Talbot's trademark weakness is on display in the last paragraph of the NYT's story on his departure:
"I still feel this whole messianic vision," he said. "At its best, Salon is not only progressive and crusading, but also running stories about sex, drugs and rock 'n' roll. A lot of that joyful spirit has been trashed by recent events, and I think Salon will play a role in reviving it."
Way too vernac, and hackneyed vernac at that. That S, D and R&R trope, in wearisome partic, is nearly thirty years a'moldering. It is a sure sign of no voluptuaries anywhere in the vicin. It is the best friend chastity, sobriety and silence ever had.
Add to my glacially accruing list of the greatest singles, Don't Disturb This Groove by The System. Spring begins for me every year on the first warm day after Valentines Day that I hear that song on the radio, as I always inevitably do. Even the most suffocating urban formats will find room for that record a few times a year. Those few times most likely clustered around each specific radio market's spring-awakening thaw. It am the breeze, a balmy, exhilarating, blossom-scented one.
Pay attention are you listening
You're my favorite girl
Excuse me for the moment
I'm in another world
(On a mountain) by a fountain
Flowers blooming everywhere
With venus and cupid
The picture's very clear
The perilous Sean Kinsell has written lately (here and here) about the It's Me scam which is currently Big In Japan.
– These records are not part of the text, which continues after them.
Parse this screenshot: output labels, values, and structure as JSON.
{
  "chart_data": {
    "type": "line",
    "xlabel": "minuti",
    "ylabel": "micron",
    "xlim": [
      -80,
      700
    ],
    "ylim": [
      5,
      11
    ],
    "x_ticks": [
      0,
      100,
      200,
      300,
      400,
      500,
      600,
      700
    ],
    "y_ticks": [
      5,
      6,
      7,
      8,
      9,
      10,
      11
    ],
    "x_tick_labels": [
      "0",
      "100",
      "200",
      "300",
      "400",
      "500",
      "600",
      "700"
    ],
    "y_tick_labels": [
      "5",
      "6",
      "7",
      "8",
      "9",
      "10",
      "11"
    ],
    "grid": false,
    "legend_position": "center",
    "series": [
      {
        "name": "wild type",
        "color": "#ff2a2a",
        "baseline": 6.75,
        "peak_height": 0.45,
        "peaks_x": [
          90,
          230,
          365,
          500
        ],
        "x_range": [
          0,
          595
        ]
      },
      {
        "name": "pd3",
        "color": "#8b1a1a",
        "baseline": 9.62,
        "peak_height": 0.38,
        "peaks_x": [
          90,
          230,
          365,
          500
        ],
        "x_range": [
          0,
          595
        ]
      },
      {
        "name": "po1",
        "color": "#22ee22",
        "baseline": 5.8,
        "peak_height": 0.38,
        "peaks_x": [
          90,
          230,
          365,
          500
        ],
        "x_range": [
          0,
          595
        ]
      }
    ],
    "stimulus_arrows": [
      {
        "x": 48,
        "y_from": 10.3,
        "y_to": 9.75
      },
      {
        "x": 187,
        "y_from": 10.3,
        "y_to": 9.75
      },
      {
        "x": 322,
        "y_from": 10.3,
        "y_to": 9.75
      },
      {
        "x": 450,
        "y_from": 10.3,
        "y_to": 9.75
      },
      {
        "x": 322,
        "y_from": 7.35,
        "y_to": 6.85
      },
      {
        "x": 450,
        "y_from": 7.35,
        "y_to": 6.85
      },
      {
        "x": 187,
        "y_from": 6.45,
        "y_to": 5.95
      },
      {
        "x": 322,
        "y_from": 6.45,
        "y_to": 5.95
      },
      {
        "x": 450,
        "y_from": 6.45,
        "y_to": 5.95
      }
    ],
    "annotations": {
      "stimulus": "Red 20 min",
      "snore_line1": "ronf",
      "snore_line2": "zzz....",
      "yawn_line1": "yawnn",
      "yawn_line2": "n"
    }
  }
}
Ratbastard phone bank operators prey on oldsters by (most typically) calling up and pretending to be their grandchildren in trouble and pleading for emergency cash help to be deposited in their bank accounts (ok honorable grandma, write this number down.) Sean thinks there are reasons that the Japanese are particularly susceptible to this fraud, the flip side of respect the young must show elders is the material payback the elders owe the kids, it makes them easy marks for a sob story in young voice. I must be part elderly-Japanese.
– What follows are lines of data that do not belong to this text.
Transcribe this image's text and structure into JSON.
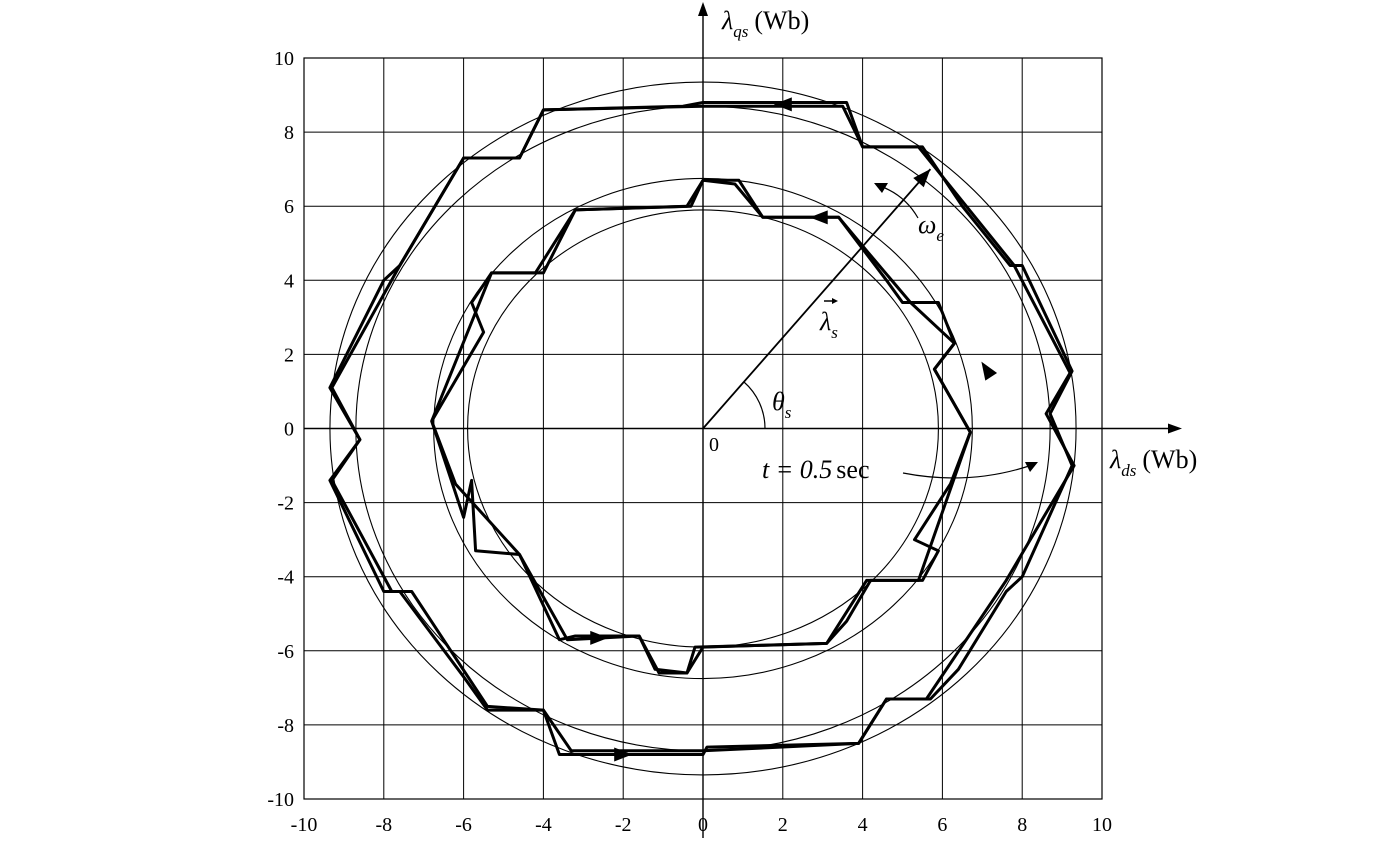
{
  "chart_data": {
    "type": "line",
    "xlim": [
      -10,
      10
    ],
    "ylim": [
      -10,
      10
    ],
    "grid": true,
    "x_ticks": [
      -10,
      -8,
      -6,
      -4,
      -2,
      0,
      2,
      4,
      6,
      8,
      10
    ],
    "y_ticks": [
      -10,
      -8,
      -6,
      -4,
      -2,
      0,
      2,
      4,
      6,
      8,
      10
    ],
    "x_axis_label": {
      "symbol": "λ",
      "subscript": "ds",
      "unit": "(Wb)"
    },
    "y_axis_label": {
      "symbol": "λ",
      "subscript": "qs",
      "unit": "(Wb)"
    },
    "origin_label": "0",
    "annotations": {
      "omega": {
        "symbol": "ω",
        "subscript": "e"
      },
      "lambda_s": {
        "symbol": "λ",
        "subscript": "s"
      },
      "theta_s": {
        "symbol": "θ",
        "subscript": "s"
      },
      "time": {
        "text": "t = 0.5",
        "unit": "sec"
      }
    },
    "reference_circles": [
      {
        "r": 9.35
      },
      {
        "r": 8.7
      },
      {
        "r": 6.75
      },
      {
        "r": 5.9
      }
    ],
    "series": [
      {
        "values": [
          [
            0.0,
            8.8
          ],
          [
            3.6,
            8.8
          ],
          [
            4.0,
            7.6
          ],
          [
            5.5,
            7.6
          ],
          [
            6.5,
            6.0
          ],
          [
            7.7,
            4.4
          ],
          [
            8.0,
            4.4
          ],
          [
            9.25,
            1.55
          ],
          [
            8.7,
            0.4
          ],
          [
            9.25,
            -1.0
          ],
          [
            8.0,
            -4.0
          ],
          [
            7.6,
            -4.4
          ],
          [
            6.4,
            -6.5
          ],
          [
            5.7,
            -7.3
          ],
          [
            4.6,
            -7.3
          ],
          [
            3.9,
            -8.5
          ],
          [
            0.1,
            -8.6
          ],
          [
            0.0,
            -8.8
          ],
          [
            -3.3,
            -8.8
          ],
          [
            -3.6,
            -8.8
          ],
          [
            -4.0,
            -7.6
          ],
          [
            -5.4,
            -7.6
          ],
          [
            -6.0,
            -6.7
          ],
          [
            -7.6,
            -4.4
          ],
          [
            -8.0,
            -4.4
          ],
          [
            -9.35,
            -1.4
          ],
          [
            -8.6,
            -0.3
          ],
          [
            -9.35,
            1.1
          ],
          [
            -8.0,
            4.0
          ],
          [
            -7.6,
            4.4
          ],
          [
            -6.0,
            7.3
          ],
          [
            -4.6,
            7.3
          ],
          [
            -4.0,
            8.6
          ],
          [
            -0.5,
            8.7
          ],
          [
            0.0,
            8.8
          ]
        ]
      },
      {
        "values": [
          [
            0.0,
            6.7
          ],
          [
            0.9,
            6.7
          ],
          [
            1.5,
            5.7
          ],
          [
            3.4,
            5.7
          ],
          [
            4.6,
            4.0
          ],
          [
            5.0,
            3.4
          ],
          [
            5.9,
            3.4
          ],
          [
            6.3,
            2.3
          ],
          [
            5.8,
            1.6
          ],
          [
            6.7,
            -0.1
          ],
          [
            6.2,
            -1.5
          ],
          [
            5.3,
            -3.0
          ],
          [
            5.9,
            -3.3
          ],
          [
            5.5,
            -4.1
          ],
          [
            4.2,
            -4.1
          ],
          [
            3.6,
            -5.2
          ],
          [
            3.1,
            -5.8
          ],
          [
            -0.2,
            -5.9
          ],
          [
            -0.4,
            -6.6
          ],
          [
            -1.1,
            -6.6
          ],
          [
            -1.6,
            -5.6
          ],
          [
            -3.2,
            -5.6
          ],
          [
            -3.6,
            -5.7
          ],
          [
            -4.6,
            -3.4
          ],
          [
            -5.7,
            -3.3
          ],
          [
            -5.8,
            -1.4
          ],
          [
            -6.0,
            -2.4
          ],
          [
            -6.8,
            0.2
          ],
          [
            -5.5,
            2.6
          ],
          [
            -5.8,
            3.4
          ],
          [
            -5.3,
            4.2
          ],
          [
            -4.2,
            4.2
          ],
          [
            -3.2,
            5.9
          ],
          [
            -0.3,
            6.0
          ],
          [
            0.0,
            6.7
          ]
        ]
      },
      {
        "values": [
          [
            0.0,
            8.7
          ],
          [
            -4.0,
            8.6
          ],
          [
            -4.6,
            7.3
          ],
          [
            -6.0,
            7.3
          ],
          [
            -7.6,
            4.4
          ],
          [
            -9.3,
            1.1
          ],
          [
            -8.6,
            -0.3
          ],
          [
            -9.3,
            -1.4
          ],
          [
            -7.8,
            -4.4
          ],
          [
            -7.3,
            -4.4
          ],
          [
            -5.4,
            -7.5
          ],
          [
            -4.0,
            -7.6
          ],
          [
            -3.3,
            -8.7
          ],
          [
            0.0,
            -8.7
          ],
          [
            3.9,
            -8.5
          ],
          [
            4.6,
            -7.3
          ],
          [
            5.6,
            -7.3
          ],
          [
            7.6,
            -4.1
          ],
          [
            9.3,
            -1.0
          ],
          [
            8.6,
            0.4
          ],
          [
            9.2,
            1.5
          ],
          [
            7.8,
            4.4
          ],
          [
            5.4,
            7.6
          ],
          [
            4.0,
            7.6
          ],
          [
            3.5,
            8.7
          ],
          [
            0.0,
            8.7
          ]
        ]
      },
      {
        "values": [
          [
            -6.8,
            0.2
          ],
          [
            -6.2,
            -1.5
          ],
          [
            -4.6,
            -3.4
          ],
          [
            -3.4,
            -5.7
          ],
          [
            -1.6,
            -5.6
          ],
          [
            -1.2,
            -6.5
          ],
          [
            -0.4,
            -6.6
          ],
          [
            0.0,
            -5.9
          ],
          [
            3.1,
            -5.8
          ],
          [
            4.1,
            -4.1
          ],
          [
            5.4,
            -4.1
          ],
          [
            6.7,
            -0.1
          ],
          [
            5.8,
            1.6
          ],
          [
            6.3,
            2.3
          ],
          [
            5.2,
            3.4
          ],
          [
            4.1,
            4.8
          ],
          [
            3.4,
            5.7
          ],
          [
            1.5,
            5.7
          ],
          [
            0.8,
            6.6
          ],
          [
            0.0,
            6.7
          ],
          [
            -0.4,
            6.0
          ],
          [
            -3.2,
            5.9
          ],
          [
            -4.0,
            4.2
          ],
          [
            -5.3,
            4.2
          ],
          [
            -6.8,
            0.2
          ]
        ]
      }
    ]
  }
}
But It's Me is a powerful magic spell in its own right, an all-purpose open sesame, the ur social-engineering hack. Savvy tricksters (cops among them) know that it can get doors opened that otherwise would stay closed if those inside knew who the me on the other side really was.
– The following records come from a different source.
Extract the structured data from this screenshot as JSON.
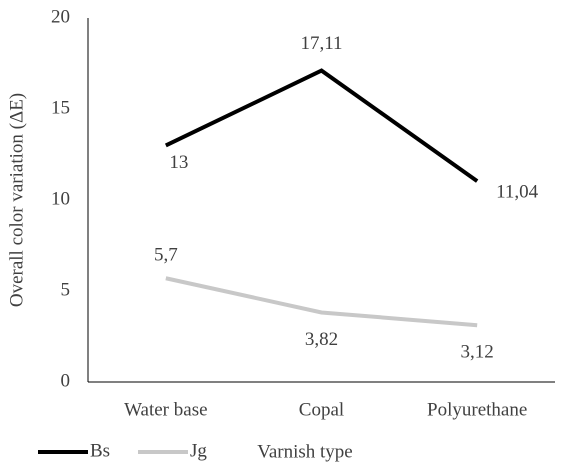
{
  "chart_data": {
    "type": "line",
    "categories": [
      "Water base",
      "Copal",
      "Polyurethane"
    ],
    "series": [
      {
        "name": "Bs",
        "color": "#000000",
        "values": [
          13,
          17.11,
          11.04
        ],
        "value_labels": [
          "13",
          "17,11",
          "11,04"
        ]
      },
      {
        "name": "Jg",
        "color": "#c8c8c8",
        "values": [
          5.7,
          3.82,
          3.12
        ],
        "value_labels": [
          "5,7",
          "3,82",
          "3,12"
        ]
      }
    ],
    "ylim": [
      0,
      20
    ],
    "yticks": [
      0,
      5,
      10,
      15,
      20
    ],
    "y_label": "Overall color variation (ΔE)",
    "x_label": "Varnish type",
    "grid": false,
    "legend": "bottom-left"
  }
}
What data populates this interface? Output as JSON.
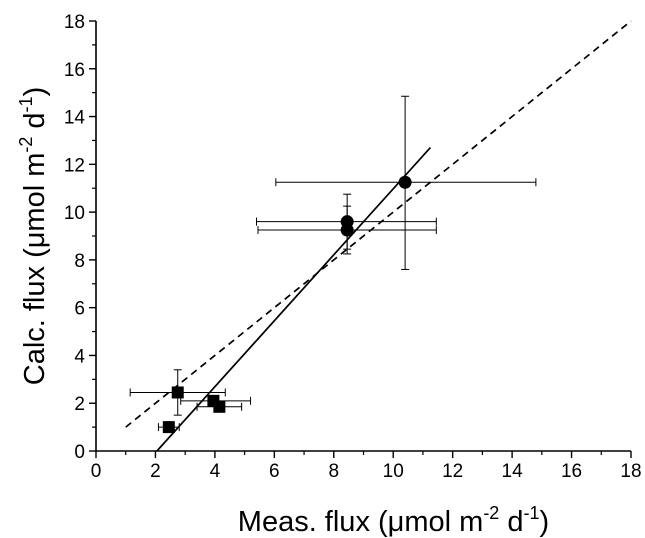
{
  "chart_data": {
    "type": "scatter",
    "xlabel": "Meas. flux (μmol m-2 d-1)",
    "ylabel": "Calc. flux (μmol m-2 d-1)",
    "xlabel_parts": [
      "Meas. flux (μmol m",
      "-2",
      " d",
      "-1",
      ")"
    ],
    "ylabel_parts": [
      "Calc. flux (μmol m",
      "-2",
      " d",
      "-1",
      ")"
    ],
    "xlim": [
      0,
      18
    ],
    "ylim": [
      0,
      18
    ],
    "xticks": [
      0,
      2,
      4,
      6,
      8,
      10,
      12,
      14,
      16,
      18
    ],
    "yticks": [
      0,
      2,
      4,
      6,
      8,
      10,
      12,
      14,
      16,
      18
    ],
    "grid": false,
    "series": [
      {
        "marker": "circle",
        "points": [
          {
            "x": 8.45,
            "y": 9.6,
            "xerr_low": 5.4,
            "xerr_high": 11.45,
            "yerr_low": 8.45,
            "yerr_high": 10.75
          },
          {
            "x": 8.45,
            "y": 9.25,
            "xerr_low": 5.45,
            "xerr_high": 11.45,
            "yerr_low": 8.25,
            "yerr_high": 10.25
          },
          {
            "x": 10.4,
            "y": 11.25,
            "xerr_low": 6.05,
            "xerr_high": 14.8,
            "yerr_low": 7.6,
            "yerr_high": 14.85
          }
        ]
      },
      {
        "marker": "square",
        "points": [
          {
            "x": 2.75,
            "y": 2.45,
            "xerr_low": 1.15,
            "xerr_high": 4.35,
            "yerr_low": 1.5,
            "yerr_high": 3.4
          },
          {
            "x": 2.45,
            "y": 1.0,
            "xerr_low": 2.1,
            "xerr_high": 2.8,
            "yerr_low": 0.85,
            "yerr_high": 1.15
          },
          {
            "x": 3.95,
            "y": 2.1,
            "xerr_low": 2.85,
            "xerr_high": 5.2,
            "yerr_low": 1.95,
            "yerr_high": 2.25
          },
          {
            "x": 4.15,
            "y": 1.85,
            "xerr_low": 3.4,
            "xerr_high": 4.9,
            "yerr_low": 1.7,
            "yerr_high": 2.0
          }
        ]
      }
    ],
    "lines": [
      {
        "style": "solid",
        "x": [
          2.05,
          11.25
        ],
        "y": [
          0.0,
          12.7
        ]
      },
      {
        "style": "dashed",
        "x": [
          1.0,
          18.0
        ],
        "y": [
          1.0,
          18.0
        ]
      }
    ],
    "colors": {
      "ink": "#000000",
      "background": "#ffffff"
    }
  }
}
I've noted here before the greatness of Todd Rundgren's Hello, It's Me--its genius as a title and the first line of a song. Rundgren took the hidden-in-plain-sight, intimate prelude to a hundred million phone calls a day, framed it and hung it on the wall. There must be other stealth phrases like it, spoken all the time but somehow hardly ever remembered or celebrated. I want to find me another. Though I suspect Todd R. has already found the best, most profound one.